Let \(M\) be a manifold, and \(f: M\to M\) be a \(C^1\) diffeomorphism with a nontrivial uniformly hyperbolic basic set \(X\subset M\) (meaning mainly that it obeys axiom A and possesses a dense orbit with moreover some maximality). Let also \(Y\) be an equilibrium measure corresponding to a Hölder potential, and \(\varphi: X\to \mathbb{R}^d\) be a mean zero Hölder observable. The main result asserts that, as \(N\to\infty\),
\[ \sum^N_{n=1} \varphi_0 f^n= W_N+O(N^{{2d+3\over 4d+ 7}+\varepsilon}), \]

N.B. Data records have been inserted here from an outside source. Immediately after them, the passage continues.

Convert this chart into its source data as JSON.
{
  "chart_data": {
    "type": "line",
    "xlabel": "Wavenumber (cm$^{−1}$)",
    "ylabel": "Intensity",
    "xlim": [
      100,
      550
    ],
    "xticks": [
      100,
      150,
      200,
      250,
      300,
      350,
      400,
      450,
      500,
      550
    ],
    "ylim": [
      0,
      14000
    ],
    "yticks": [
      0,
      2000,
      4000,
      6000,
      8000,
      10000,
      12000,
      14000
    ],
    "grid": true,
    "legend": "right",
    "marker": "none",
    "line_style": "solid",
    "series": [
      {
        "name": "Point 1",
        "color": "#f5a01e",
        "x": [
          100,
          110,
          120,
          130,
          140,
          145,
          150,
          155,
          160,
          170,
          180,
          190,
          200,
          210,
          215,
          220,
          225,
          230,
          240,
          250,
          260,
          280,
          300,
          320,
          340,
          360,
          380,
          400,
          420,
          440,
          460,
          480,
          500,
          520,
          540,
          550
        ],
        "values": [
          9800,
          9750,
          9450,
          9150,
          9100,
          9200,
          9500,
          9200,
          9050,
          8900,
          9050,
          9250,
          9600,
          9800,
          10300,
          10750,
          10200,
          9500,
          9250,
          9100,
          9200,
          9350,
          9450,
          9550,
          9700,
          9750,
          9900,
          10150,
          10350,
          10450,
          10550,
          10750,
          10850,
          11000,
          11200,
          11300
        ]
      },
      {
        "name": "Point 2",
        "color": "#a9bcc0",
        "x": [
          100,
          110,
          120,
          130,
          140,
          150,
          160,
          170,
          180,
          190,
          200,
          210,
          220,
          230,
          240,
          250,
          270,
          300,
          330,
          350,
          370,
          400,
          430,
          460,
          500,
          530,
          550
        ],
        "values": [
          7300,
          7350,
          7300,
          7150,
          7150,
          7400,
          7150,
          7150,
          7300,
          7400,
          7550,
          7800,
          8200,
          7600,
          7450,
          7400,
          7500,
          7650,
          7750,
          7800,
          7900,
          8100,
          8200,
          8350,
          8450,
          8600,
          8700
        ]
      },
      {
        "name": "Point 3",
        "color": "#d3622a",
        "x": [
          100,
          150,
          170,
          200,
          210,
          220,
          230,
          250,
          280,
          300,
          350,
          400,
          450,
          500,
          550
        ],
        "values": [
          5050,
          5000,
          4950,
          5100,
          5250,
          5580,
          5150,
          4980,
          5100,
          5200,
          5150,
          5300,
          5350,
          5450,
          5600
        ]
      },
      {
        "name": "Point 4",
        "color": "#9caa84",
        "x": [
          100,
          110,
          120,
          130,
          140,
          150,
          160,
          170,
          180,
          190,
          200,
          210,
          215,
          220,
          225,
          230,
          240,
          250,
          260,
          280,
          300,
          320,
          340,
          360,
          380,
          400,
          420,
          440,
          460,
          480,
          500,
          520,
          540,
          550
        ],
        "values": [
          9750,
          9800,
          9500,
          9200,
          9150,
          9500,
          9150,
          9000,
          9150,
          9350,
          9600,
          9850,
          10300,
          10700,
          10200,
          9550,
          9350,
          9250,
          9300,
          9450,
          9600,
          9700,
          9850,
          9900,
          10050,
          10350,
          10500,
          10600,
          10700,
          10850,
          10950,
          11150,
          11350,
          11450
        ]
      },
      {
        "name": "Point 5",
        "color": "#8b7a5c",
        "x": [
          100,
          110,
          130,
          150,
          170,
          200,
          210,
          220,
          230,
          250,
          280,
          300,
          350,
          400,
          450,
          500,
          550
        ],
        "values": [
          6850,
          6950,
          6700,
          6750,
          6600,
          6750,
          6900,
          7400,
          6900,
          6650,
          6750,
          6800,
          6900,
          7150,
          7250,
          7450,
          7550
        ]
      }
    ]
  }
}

almost everywhere for any \(\varepsilon> 0\), \((W_t)\) being some \(d\)-dimensional Brownian motion.
This result is extended then to a non-uniformly hyperbolic setting, under the assumption that the return time function (in \(X\)) lies in \(L^p\), for some \(p> 2\).
This general result is applied to a planar periodic Lorentz gas, studied by Sinaï, i.e. a 3-dimensional flow \((q_t,v_t)\in (\mathbb{R}^2\setminus E)\times\mathbb{S}^1\), where \(E\) is a periodic array of disjoint convex \(C^3\) regions, such that the time between collisions with \(\partial E\) is uniformly bounded: then there exists a nondegenerate 2-dimensional Brownian motion \((W_t)\) , such that for almost every initial condition, \(q_t= W_t+ O(t^{7/15+\varepsilon})\) as \(t\to\infty\), for any \(\varepsilon> 0\).
An almost sure functional law of the iterated logarithm and refinement of it, for example, can also be deduced from the general main result got by the authors.
The probabilistic proof proceeds by a careful study and use of a mixing property, and by blocking arguments, to reduce the case of sums of weakly dependent random variables to the martingale case.